Neben dieser Ignoranz gegenüber politischen Fragestellungen ist die weit schlimmere Folge ein weit verbreitetes Abgrenzungsbedürfnis zum aktiven sozialen Kampf, zuweilen selbst in der unmittelbaren Nachbarschaft, und elitäre Allüren, denen jedoch nicht immer ein tiefergehendes politisches Bewusstsein zugrunde liegt. Wir verstehen hingegen Räume und Zentren nicht als Selbstzweck und erst recht nicht als Rückzugsraum, in dem wir uns schlimmstenfalls nur noch gegenseitig konsumieren und subventionieren, sondern als organisatorisches Rückgrat der Bewegung, Ausgangspunkt für weitergehende Intervention in die Gesellschaft.
Organisierungsfrage
Deshalb halten wir eine über die materiellen Verhältnisse vermittelte und genuin politische Organisierung im Stadtteil für unbedingt notwendig. Dieser räumlichen Organisierung als „Soziales Zentrum“ müssen zum einen genaue Vorstellungen davon zugrunde liegen, welche Fragestellungen im Viertel relevant sind, andererseits sollte es anschlussfähig sein für andere AktivistInnen und Mitgestaltungsmöglichkeiten für die AdressatInnen im Viertel bieten.Es liegt in der Natur der Sache, dass bestimmte Teile der Struktur nicht offen und demokratisch reguliert arbeiten können, schon aufgrund der Tatsache, dass revolutionäre, massenwirksame Politik prinzipiell vom bürgerlichen Staat kriminalisiert wird. Dieses „Demokratiedefizit“ ist allerdings darin aufgehoben, dass massenwirksame Arbeit nur dann auch wirklich „demokratisch“ und erfolgversprechend ist, wenn sie im organischen Austausch mit den AdressatInnen steht; sie ist faktisch auf die Begegnung mit dem Alltagsbewusstsein angewiesen, um den Kampf immer wieder neu zu justieren und auszurichten. Arbeit über die Betroffenen hinweg oder an ihnen vorbei bleibt immer eine Minderheitenposition.
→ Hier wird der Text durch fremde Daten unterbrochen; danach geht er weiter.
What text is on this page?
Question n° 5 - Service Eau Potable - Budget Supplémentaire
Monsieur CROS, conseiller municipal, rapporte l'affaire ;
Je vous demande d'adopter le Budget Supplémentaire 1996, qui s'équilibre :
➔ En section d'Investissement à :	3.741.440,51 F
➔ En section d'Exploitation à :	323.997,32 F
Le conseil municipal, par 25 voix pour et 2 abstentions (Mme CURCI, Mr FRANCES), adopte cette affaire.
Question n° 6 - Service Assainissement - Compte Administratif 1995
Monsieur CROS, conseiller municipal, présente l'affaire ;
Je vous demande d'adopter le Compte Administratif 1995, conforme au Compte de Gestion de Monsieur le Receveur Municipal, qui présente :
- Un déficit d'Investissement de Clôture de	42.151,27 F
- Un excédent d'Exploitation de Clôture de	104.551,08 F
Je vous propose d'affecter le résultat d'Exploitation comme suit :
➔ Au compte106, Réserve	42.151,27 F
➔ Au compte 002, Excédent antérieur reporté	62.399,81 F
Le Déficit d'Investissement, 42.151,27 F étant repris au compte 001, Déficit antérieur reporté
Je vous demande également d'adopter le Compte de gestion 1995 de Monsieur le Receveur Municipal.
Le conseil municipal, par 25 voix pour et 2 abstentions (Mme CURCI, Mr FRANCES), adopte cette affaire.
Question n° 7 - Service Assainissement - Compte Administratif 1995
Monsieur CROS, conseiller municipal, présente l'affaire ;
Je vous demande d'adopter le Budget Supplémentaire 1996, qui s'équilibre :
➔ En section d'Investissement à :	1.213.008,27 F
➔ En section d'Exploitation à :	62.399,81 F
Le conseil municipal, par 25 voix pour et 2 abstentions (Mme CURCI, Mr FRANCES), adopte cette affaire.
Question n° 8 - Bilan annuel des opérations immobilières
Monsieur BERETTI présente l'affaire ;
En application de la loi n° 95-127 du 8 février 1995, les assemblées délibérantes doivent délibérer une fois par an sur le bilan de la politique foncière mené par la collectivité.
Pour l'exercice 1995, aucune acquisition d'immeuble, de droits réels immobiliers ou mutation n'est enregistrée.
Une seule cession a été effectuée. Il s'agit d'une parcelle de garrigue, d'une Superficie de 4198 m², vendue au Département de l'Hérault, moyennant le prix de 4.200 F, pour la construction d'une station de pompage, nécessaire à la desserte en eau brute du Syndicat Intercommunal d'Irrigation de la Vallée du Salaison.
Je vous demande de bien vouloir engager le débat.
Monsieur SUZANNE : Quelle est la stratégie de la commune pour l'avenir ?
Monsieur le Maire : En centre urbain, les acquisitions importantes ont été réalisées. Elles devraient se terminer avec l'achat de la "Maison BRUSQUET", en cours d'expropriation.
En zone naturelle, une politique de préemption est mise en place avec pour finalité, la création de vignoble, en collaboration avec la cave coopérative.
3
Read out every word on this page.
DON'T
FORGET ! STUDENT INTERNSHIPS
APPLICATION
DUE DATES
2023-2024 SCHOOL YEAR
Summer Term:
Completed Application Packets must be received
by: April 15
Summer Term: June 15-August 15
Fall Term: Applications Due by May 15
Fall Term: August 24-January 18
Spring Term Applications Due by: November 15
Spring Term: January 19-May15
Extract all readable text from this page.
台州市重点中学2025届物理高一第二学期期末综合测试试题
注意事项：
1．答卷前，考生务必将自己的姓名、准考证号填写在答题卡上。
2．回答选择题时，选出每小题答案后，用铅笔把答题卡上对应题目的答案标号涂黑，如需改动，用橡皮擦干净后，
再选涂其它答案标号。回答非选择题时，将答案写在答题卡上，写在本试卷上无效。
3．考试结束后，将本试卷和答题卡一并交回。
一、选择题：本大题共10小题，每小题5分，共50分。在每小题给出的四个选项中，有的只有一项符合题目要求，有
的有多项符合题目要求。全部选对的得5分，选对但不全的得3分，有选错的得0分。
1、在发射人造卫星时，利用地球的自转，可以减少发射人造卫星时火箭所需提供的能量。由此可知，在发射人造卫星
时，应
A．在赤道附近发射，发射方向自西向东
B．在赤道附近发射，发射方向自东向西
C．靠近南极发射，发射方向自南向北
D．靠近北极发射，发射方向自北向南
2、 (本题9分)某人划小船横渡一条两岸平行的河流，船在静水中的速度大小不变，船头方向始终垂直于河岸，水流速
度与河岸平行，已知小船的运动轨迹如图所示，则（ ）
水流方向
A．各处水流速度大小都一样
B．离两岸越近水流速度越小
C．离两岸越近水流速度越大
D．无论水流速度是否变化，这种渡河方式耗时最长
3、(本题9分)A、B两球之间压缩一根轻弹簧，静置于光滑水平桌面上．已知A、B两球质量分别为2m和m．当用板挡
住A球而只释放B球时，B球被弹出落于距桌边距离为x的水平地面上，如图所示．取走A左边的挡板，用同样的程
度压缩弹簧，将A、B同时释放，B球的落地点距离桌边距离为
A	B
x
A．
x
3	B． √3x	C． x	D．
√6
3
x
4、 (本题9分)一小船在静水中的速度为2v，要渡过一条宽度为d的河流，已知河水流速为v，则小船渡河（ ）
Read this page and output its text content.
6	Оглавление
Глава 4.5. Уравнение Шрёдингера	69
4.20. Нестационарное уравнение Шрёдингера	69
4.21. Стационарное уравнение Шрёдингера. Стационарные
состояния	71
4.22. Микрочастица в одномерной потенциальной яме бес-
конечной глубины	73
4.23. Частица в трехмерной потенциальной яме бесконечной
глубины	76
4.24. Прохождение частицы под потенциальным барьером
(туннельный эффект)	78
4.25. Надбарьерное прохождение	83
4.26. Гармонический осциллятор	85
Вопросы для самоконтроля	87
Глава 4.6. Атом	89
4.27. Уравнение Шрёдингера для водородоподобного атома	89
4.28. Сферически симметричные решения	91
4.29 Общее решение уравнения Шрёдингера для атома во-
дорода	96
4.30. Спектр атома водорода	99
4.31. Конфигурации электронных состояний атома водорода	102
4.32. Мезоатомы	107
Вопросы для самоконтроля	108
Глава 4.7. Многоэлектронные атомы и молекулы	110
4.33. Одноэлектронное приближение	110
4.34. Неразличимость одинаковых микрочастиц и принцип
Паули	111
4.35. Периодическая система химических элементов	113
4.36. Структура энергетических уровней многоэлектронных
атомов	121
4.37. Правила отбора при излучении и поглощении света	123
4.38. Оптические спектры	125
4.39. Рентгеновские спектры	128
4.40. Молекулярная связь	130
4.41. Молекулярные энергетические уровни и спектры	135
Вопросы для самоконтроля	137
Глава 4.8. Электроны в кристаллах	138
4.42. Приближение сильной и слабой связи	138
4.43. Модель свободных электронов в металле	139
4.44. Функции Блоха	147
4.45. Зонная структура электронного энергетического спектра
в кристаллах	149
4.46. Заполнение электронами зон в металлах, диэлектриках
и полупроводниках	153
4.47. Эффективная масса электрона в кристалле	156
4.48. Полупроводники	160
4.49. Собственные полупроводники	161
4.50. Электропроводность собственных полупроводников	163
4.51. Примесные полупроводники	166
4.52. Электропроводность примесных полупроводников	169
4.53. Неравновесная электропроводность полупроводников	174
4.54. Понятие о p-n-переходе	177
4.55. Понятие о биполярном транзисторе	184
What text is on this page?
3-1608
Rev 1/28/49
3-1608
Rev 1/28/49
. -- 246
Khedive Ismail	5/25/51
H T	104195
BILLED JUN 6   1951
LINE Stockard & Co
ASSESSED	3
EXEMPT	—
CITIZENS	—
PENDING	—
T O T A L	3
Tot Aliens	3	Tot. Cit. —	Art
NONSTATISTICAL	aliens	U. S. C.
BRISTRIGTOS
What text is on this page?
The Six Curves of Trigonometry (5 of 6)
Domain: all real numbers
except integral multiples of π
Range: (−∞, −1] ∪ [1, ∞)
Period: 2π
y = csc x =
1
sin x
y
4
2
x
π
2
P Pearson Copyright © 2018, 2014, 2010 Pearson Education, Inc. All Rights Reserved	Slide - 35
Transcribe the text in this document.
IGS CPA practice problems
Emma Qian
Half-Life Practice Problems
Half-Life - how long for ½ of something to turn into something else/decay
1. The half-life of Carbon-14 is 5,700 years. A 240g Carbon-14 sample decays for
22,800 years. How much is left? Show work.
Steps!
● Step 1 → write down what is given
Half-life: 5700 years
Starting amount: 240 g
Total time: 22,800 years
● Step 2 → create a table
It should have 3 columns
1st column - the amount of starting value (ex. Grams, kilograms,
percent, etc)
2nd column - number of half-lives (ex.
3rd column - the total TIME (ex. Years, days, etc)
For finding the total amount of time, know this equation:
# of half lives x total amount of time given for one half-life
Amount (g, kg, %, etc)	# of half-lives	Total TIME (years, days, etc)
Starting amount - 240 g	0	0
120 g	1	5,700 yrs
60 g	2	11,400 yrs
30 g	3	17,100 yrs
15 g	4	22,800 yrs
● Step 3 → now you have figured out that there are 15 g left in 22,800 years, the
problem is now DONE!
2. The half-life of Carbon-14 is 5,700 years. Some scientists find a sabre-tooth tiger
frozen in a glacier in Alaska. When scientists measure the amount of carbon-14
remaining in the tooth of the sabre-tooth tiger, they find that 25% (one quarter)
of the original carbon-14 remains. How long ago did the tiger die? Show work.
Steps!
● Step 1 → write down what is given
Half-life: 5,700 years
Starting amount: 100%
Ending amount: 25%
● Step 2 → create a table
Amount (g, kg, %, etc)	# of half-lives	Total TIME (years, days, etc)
Autonome Politik der ersten und Stellvertreterpolitik der dritten Hand sind zu verbinden: Das Soziale Zentrum hat optimalerweise die Funktion einer Schnittstelle zwischen ökonomischem und politischem Kampf im Stadtteil. Angestrebt werden muss eine Bündelung des widerständigen Potenzials im jeweiligen Viertel. Die möglichen Angebote sozialer Natur, z.B. Tauschbörsen, Infoläden, Beratungen und Hilfen sind zwar primär pädagogischer Natur, können jedoch mit der politischen Agenda verknüpft werden. Pädagogik sollte hier bedeuten: unsere Theorien in die Massen zu tragen.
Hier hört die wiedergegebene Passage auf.